Our broader goal is we want to democratize running Cassandra clusters in the same way that we’re democratizing building applications against Cassandra. The tip of the sphere there for running Cassandra is Kubernetes. And so that’s kind of where everyone’s collectively decided that they want to standardize their operations around.

And Cassandra has been a little bit late to that. I wouldn’t say only a little bit, though, because of course, Kubernetes grew up for those stateless workloads, and it’s only really been suitable for databases for a couple of years now. As part of our Astra, “Cassandra as a service,” we created a Kubernetes operator that we run Astra with. We open sourced it and we’re contributing it formally to the Apache project as part of that democratization effort.

JM: Sidebar, real quick: When you talked about running a database through the ringer to find the bugs, I’ve always been super impressed with how FoundationDB approached that in regard to their testing framework with the deterministic simulation. I’d be curious to hear your thoughts on that type of model for running a database through its paces.
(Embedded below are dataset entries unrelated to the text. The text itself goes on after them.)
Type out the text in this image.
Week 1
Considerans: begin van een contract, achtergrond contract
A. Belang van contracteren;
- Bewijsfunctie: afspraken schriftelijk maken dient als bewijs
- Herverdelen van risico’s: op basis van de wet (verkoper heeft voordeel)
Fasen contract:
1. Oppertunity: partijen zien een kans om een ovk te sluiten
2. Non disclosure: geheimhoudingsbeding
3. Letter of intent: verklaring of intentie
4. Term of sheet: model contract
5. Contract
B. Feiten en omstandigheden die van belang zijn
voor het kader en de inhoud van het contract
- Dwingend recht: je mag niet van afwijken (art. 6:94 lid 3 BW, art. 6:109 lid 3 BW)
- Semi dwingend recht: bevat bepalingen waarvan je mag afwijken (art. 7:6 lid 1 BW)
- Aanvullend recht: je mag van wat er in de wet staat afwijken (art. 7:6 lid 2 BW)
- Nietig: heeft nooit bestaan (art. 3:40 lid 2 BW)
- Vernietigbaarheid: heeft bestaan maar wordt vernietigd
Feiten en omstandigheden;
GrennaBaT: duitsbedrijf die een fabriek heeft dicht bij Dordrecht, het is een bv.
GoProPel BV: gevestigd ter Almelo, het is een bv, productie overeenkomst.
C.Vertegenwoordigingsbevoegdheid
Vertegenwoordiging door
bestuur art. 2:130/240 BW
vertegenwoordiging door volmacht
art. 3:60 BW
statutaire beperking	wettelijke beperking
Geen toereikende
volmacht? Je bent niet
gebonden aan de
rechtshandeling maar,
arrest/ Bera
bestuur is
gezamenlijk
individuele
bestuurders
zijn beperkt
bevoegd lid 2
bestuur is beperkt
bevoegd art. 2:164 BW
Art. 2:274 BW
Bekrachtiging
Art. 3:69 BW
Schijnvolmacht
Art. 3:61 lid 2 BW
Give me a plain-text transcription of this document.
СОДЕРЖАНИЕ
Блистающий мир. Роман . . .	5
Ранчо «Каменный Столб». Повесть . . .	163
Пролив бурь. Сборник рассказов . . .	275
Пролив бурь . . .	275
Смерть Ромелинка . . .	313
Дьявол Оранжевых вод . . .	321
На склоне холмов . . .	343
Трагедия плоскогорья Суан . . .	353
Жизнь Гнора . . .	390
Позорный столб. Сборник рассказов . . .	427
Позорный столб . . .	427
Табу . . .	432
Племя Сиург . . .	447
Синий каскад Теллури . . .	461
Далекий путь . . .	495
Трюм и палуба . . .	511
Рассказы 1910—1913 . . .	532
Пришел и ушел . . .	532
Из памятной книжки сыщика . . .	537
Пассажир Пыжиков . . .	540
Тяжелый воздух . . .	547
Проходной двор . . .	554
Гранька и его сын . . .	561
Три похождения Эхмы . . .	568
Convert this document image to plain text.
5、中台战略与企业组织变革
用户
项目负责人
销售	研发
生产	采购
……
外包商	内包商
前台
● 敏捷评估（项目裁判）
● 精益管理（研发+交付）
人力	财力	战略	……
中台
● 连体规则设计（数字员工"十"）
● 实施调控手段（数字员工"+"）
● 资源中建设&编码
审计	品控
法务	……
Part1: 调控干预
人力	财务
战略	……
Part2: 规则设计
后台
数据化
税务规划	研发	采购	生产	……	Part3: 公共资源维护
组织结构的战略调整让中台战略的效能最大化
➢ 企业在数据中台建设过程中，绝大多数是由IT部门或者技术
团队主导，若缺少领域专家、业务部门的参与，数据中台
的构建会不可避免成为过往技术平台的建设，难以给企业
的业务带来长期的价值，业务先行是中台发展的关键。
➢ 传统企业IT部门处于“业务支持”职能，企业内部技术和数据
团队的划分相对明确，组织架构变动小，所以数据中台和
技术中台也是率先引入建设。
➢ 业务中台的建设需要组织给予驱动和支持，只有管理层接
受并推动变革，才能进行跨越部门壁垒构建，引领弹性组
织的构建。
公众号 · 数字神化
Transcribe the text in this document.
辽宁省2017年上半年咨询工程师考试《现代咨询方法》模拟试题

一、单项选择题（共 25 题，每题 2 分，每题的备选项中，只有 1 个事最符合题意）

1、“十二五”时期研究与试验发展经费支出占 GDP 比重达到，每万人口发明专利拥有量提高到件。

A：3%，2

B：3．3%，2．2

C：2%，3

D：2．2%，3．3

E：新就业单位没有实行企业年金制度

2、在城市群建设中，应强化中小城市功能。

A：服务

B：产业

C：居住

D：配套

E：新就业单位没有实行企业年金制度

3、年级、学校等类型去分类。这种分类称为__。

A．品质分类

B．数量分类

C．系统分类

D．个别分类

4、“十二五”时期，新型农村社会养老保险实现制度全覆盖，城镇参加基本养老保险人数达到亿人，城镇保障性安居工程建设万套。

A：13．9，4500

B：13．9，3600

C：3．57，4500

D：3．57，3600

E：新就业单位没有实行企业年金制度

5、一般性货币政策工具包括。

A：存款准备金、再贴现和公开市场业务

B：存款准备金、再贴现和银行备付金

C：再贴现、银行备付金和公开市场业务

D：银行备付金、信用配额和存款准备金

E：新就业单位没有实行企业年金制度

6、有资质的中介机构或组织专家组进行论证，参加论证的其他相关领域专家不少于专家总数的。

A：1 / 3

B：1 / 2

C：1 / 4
JE: On the DataStax side, we built a tool called Fallout inside DataStax to basically allow you to compose different workloads and scenarios against a distributed system. In the Cassandra case, maybe I’m adding a new node to the cluster while it’s running a repair antientropy sync at the same time as I’m throwing a bunch of reads and writes at it. Maybe I’m also doing a backup at the same time, so I’m taking a snapshot. With Fallout, you can compose these scenarios and run them in parallel and Fallout will check, “Am I getting the results out of the database I should be expecting?” So, we actually open source that this year as well. And, you know, I think we’ve barely scratched the surface in terms of the benefits that taking a structured approach to that can bring.